Using mobile phones, personal tablets for work is an irreversible trend, so instead of fighting, businesses need to look at their positives and overcome the weaknesses they cause. BYOD is not simply enabling employees to use their personal devices at work, but it is the acceptance of users to access business resources from their personal devices safely and securely. The long-term approach is to organize courses for staff so that learners can identify vulnerabilities that are at risk of exploitation, and countermeasures and remedies.
When accepting BYOD, businesses must consider building appropriate security measures, both ensuring security for the business, and respecting the personal issues of employees:
- Specifying allowed devices: Devices are very diverse so it is important to be clear which ones are allowed to use.
- Set up strict security policy for all devices: When phones or other devices are connected to the server, a lot of sensitive information can be accessed. If employees want to apply BYOD, they need to be willing to set strong passwords to protect the equipment.
- Define clear policies for devices: What support will be provided for broken devices?
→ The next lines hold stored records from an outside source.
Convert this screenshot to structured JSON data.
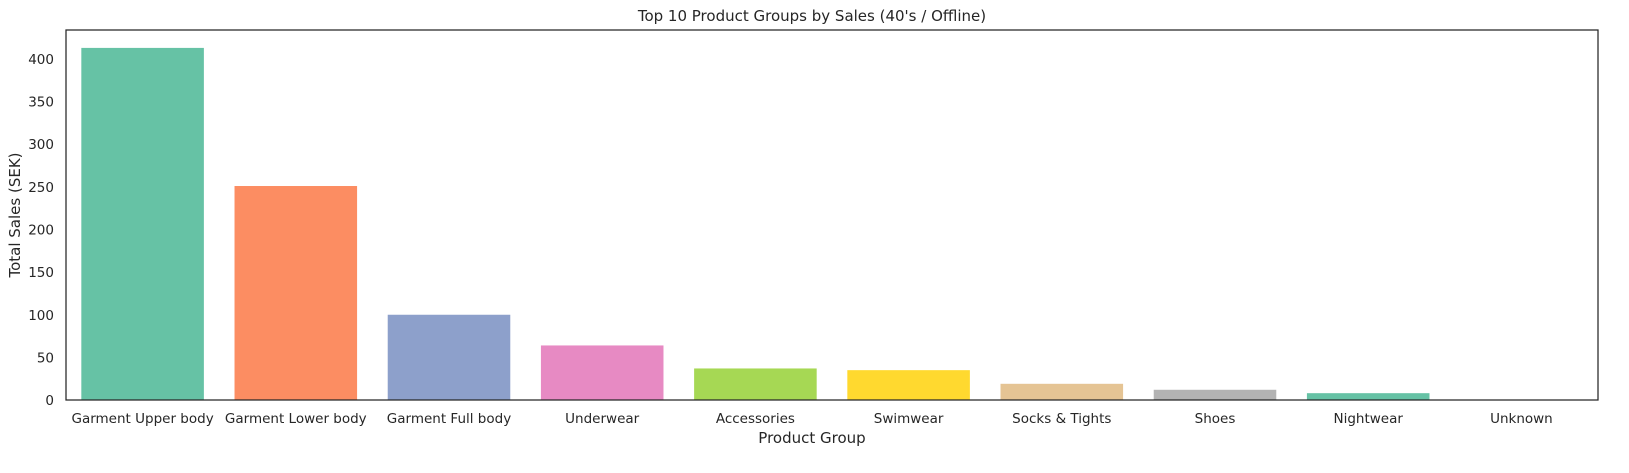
{
  "chart_data": {
    "type": "bar",
    "title": "Top 10 Product Groups by Sales (40's / Offline)",
    "xlabel": "Product Group",
    "ylabel": "Total Sales (SEK)",
    "categories": [
      "Garment Upper body",
      "Garment Lower body",
      "Garment Full body",
      "Underwear",
      "Accessories",
      "Swimwear",
      "Socks & Tights",
      "Shoes",
      "Nightwear",
      "Unknown"
    ],
    "values": [
      413,
      251,
      100,
      64,
      37,
      35,
      19,
      12,
      8,
      0.3
    ],
    "colors": [
      "#66c2a5",
      "#fc8d62",
      "#8da0cb",
      "#e78ac3",
      "#a6d854",
      "#ffd92f",
      "#e5c494",
      "#b3b3b3",
      "#66c2a5",
      "#fc8d62"
    ],
    "ylim": [
      0,
      434
    ],
    "yticks": [
      0,
      50,
      100,
      150,
      200,
      250,
      300,
      350,
      400
    ],
    "grid": false
  }
}
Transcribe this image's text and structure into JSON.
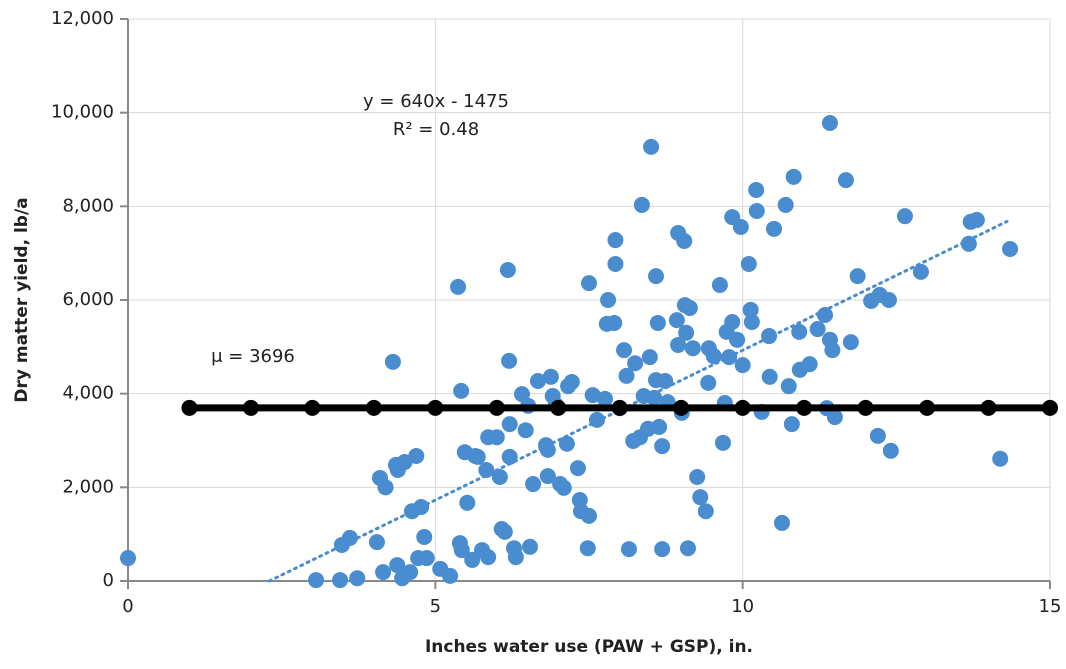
{
  "chart_data": {
    "type": "scatter",
    "xlabel": "Inches water use (PAW + GSP), in.",
    "ylabel": "Dry matter yield, lb/a",
    "xlim": [
      0,
      15
    ],
    "ylim": [
      0,
      12000
    ],
    "xticks": [
      0,
      5,
      10,
      15
    ],
    "yticks": [
      0,
      {
        "value": 2000,
        "label": "2,000"
      },
      {
        "value": 4000,
        "label": "4,000"
      },
      {
        "value": 6000,
        "label": "6,000"
      },
      {
        "value": 8000,
        "label": "8,000"
      },
      {
        "value": 10000,
        "label": "10,000"
      },
      {
        "value": 12000,
        "label": "12,000"
      }
    ],
    "grid": true,
    "series": [
      {
        "color": "#4a8cd0",
        "x": [
          0,
          3.06,
          3.45,
          3.48,
          3.61,
          3.73,
          4.05,
          4.1,
          4.19,
          4.15,
          4.31,
          4.36,
          4.39,
          4.5,
          4.69,
          4.62,
          4.77,
          4.82,
          4.38,
          4.46,
          4.59,
          4.72,
          4.86,
          5.08,
          5.24,
          5.37,
          5.42,
          5.4,
          5.43,
          5.48,
          5.52,
          5.6,
          5.65,
          5.69,
          5.76,
          5.86,
          5.83,
          5.86,
          6.0,
          6.05,
          6.08,
          6.13,
          6.18,
          6.2,
          6.21,
          6.21,
          6.28,
          6.31,
          6.41,
          6.47,
          6.51,
          6.54,
          6.59,
          6.67,
          6.8,
          6.83,
          6.83,
          6.88,
          6.91,
          6.96,
          7.03,
          7.09,
          7.14,
          7.16,
          7.22,
          7.32,
          7.35,
          7.37,
          7.5,
          7.48,
          7.5,
          7.56,
          7.63,
          7.76,
          7.79,
          7.81,
          7.91,
          7.93,
          7.93,
          8.0,
          8.07,
          8.11,
          8.15,
          8.22,
          8.25,
          8.33,
          8.36,
          8.39,
          8.46,
          8.49,
          8.51,
          8.56,
          8.59,
          8.59,
          8.62,
          8.64,
          8.69,
          8.69,
          8.74,
          8.78,
          8.95,
          8.93,
          8.95,
          9.01,
          9.05,
          9.06,
          9.08,
          9.11,
          9.14,
          9.19,
          9.26,
          9.31,
          9.4,
          9.44,
          9.45,
          9.53,
          9.63,
          9.68,
          9.71,
          9.74,
          9.78,
          9.83,
          9.83,
          9.91,
          9.97,
          10.0,
          10.1,
          10.15,
          10.13,
          10.22,
          10.23,
          10.31,
          10.43,
          10.44,
          10.51,
          10.64,
          10.7,
          10.75,
          10.8,
          10.83,
          10.92,
          10.93,
          11.09,
          11.22,
          11.34,
          11.37,
          11.42,
          11.42,
          11.46,
          11.5,
          11.68,
          11.76,
          11.87,
          12.09,
          12.2,
          12.23,
          12.38,
          12.41,
          12.64,
          12.9,
          13.68,
          13.71,
          13.81,
          14.19,
          14.35
        ],
        "values": [
          490,
          20,
          20,
          770,
          920,
          60,
          830,
          2200,
          2000,
          190,
          4680,
          2480,
          2370,
          2540,
          2670,
          1490,
          1580,
          940,
          340,
          60,
          190,
          490,
          490,
          260,
          110,
          6280,
          4060,
          810,
          660,
          2750,
          1670,
          450,
          2670,
          2650,
          660,
          510,
          2370,
          3070,
          3070,
          2220,
          1110,
          1050,
          6640,
          4700,
          3350,
          2650,
          700,
          510,
          3990,
          3220,
          3740,
          730,
          2070,
          4270,
          2900,
          2240,
          2800,
          4360,
          3950,
          3760,
          2070,
          1990,
          2930,
          4160,
          4250,
          2410,
          1730,
          1490,
          1390,
          700,
          6360,
          3970,
          3440,
          3890,
          5490,
          6000,
          5510,
          7280,
          6770,
          3690,
          4930,
          4380,
          680,
          2990,
          4650,
          3070,
          8030,
          3950,
          3250,
          4780,
          9270,
          3910,
          4290,
          6510,
          5510,
          3290,
          680,
          2880,
          4270,
          3820,
          7430,
          5570,
          5040,
          3590,
          7260,
          5890,
          5300,
          700,
          5830,
          4970,
          2220,
          1790,
          1490,
          4230,
          4970,
          4800,
          6320,
          2950,
          3800,
          5320,
          4780,
          5530,
          7770,
          5150,
          7560,
          4610,
          6770,
          5530,
          5790,
          8350,
          7900,
          3610,
          5230,
          4360,
          7520,
          1240,
          8030,
          4160,
          3350,
          8630,
          5320,
          4510,
          4630,
          5380,
          5680,
          3690,
          9780,
          5150,
          4930,
          3500,
          8560,
          5100,
          6510,
          5980,
          3100,
          6110,
          6000,
          2780,
          7790,
          6600,
          7200,
          7670,
          7710,
          2610,
          7090
        ]
      }
    ],
    "mean_line": {
      "color": "#000000",
      "x": [
        1,
        2,
        3,
        4,
        5,
        6,
        7,
        8,
        9,
        10,
        11,
        12,
        13,
        14,
        15
      ],
      "values": [
        3696,
        3696,
        3696,
        3696,
        3696,
        3696,
        3696,
        3696,
        3696,
        3696,
        3696,
        3696,
        3696,
        3696,
        3696
      ]
    },
    "trendline": {
      "color": "#4a8cd0",
      "x": [
        2.3,
        14.3
      ],
      "values": [
        0,
        7677
      ]
    },
    "annotations": [
      "y = 640x - 1475",
      "R² = 0.48",
      "μ = 3696"
    ]
  }
}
What is the support policy for personal devices? …
- Clear information about data storage: If problems arise, the most effective method is to delete all the data on the device. However, that includes personal data. Therefore, when something goes wrong, it is necessary to notify employees of erasing data on the device and instruct them how to secure their device and back up the information for recovery.
- Specify which apps are allowed and forbidden to install: This rule should apply to any device that can connect to the Server, not only personal devices but also corporate devices. Also pay attention to copyrighting apps with personal devices.
- Data control when employees quit: When an employee leaves the organization with a device that is allowed to connect to the network, access to organizational data. The organization needs to eliminate all data, access rights with accounts and applications. This is not easy because the staff does not need to leave personal equipment. Some businesses deal with this by disabling all business accounts that provide data access. Employees with a high sense of security will voluntarily perform the above actions when leaving the company.
BYOD has both advantages and disadvantages, but its ever-increasing popularity requires businesses to proactively face them. This is a challenge but also a new opportunity for businesses.